Spring Boot also allow us to write a very simple full-stack integration test:
import java.time.LocalDate;
import java.time.format.DateTimeFormatter;
import java.time.format.FormatStyle;
import static org.hamcrest.MatcherAssert.assertThat;
import static org.hamcrest.Matchers.containsString;
import org.junit.Test;
import org.junit.runner.RunWith;
import org.springframework.beans.factory.annotation.Autowired;
import org.springframework.boot.test.context.SpringBootTest;
import org.springframework.boot.test.web.client.TestRestTemplate;
import org.springframework.boot.web.server.LocalServerPort;
import org.springframework.http.ResponseEntity;
import org.springframework.test.context.junit4.SpringRunner;
@RunWith(SpringRunner.class)
@SpringBootTest(webEnvironment = SpringBootTest.WebEnvironment.RANDOM_PORT)

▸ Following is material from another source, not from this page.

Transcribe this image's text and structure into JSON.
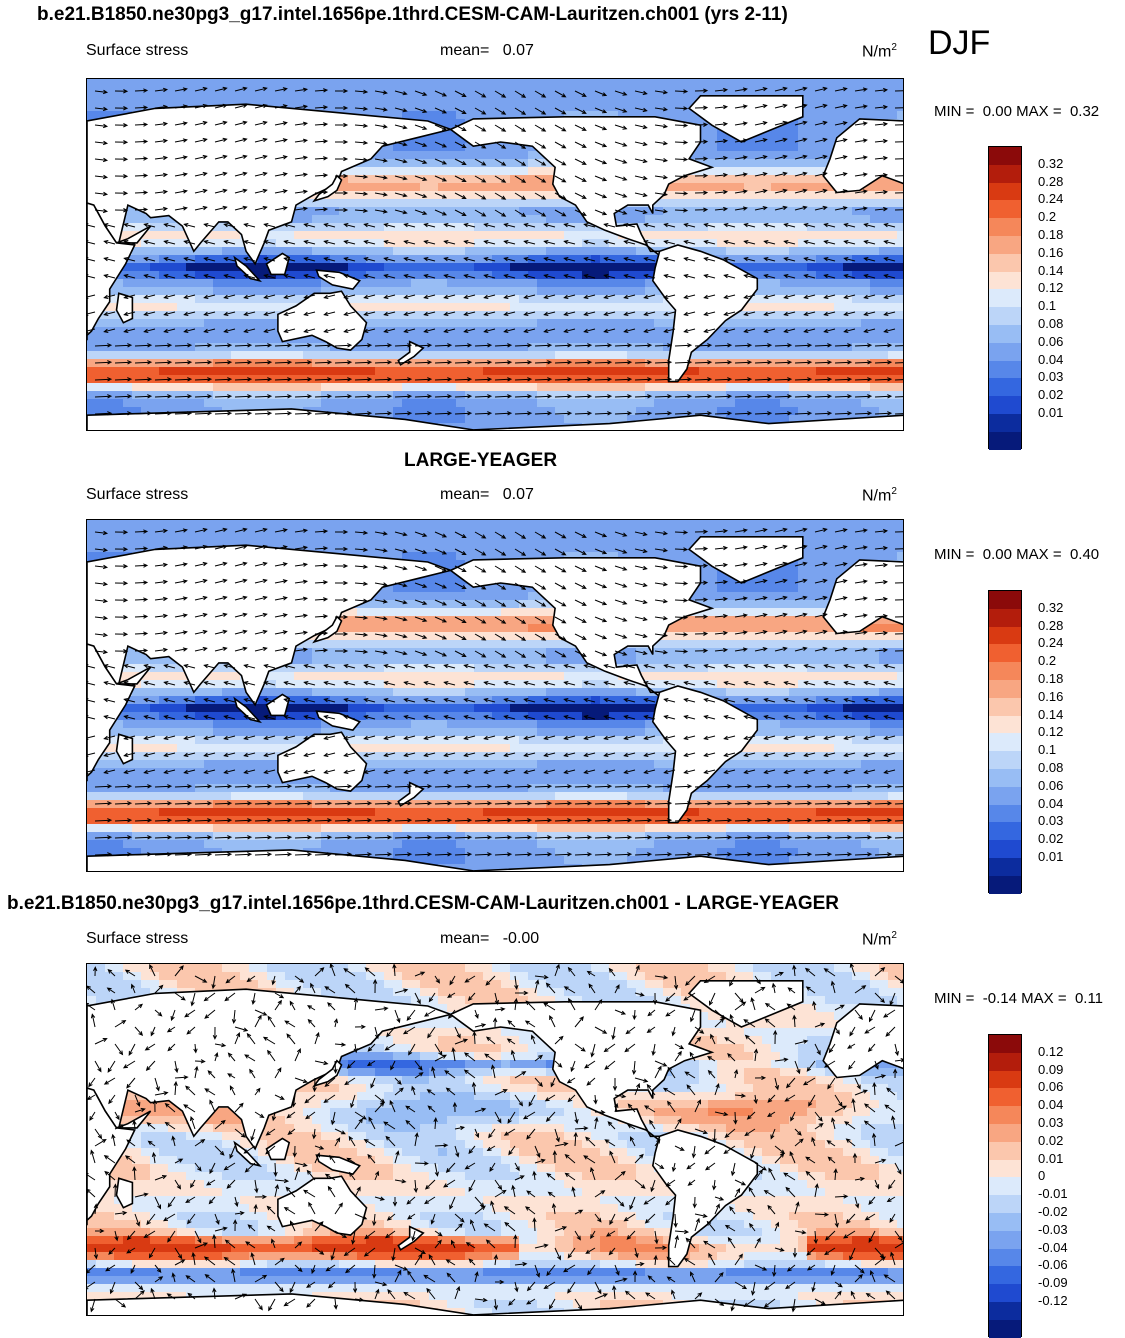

public class ApiRestControllerITest {
@LocalServerPort
private int port;
@Autowired
private TestRestTemplate template;
private String createURLWithPort(String uri) {
return "http://localhost:" + port + uri;
}
@Test
public void getNow() throws Exception {
String sdate = DateTimeFormatter.ofLocalizedDate(FormatStyle.SHORT).format(LocalDate.now());
ResponseEntity<String> response = template.getForEntity(createURLWithPort("/api/now"),
String.class);
assertThat(response.getBody(), containsString(sdate));
}
}
In the above code, we have used WebEnvironment.RANDOM_PORT to spin up the application on random port temporarily. @LocalServerPort helps to read the current port. Then we build the URL, use template class to test and get the response.
Summary
This was a quick introduction on how to get started with Spring Boot. This is only a simple example of what Spring Boot can do, build a foundation to create an enterprise grade production services.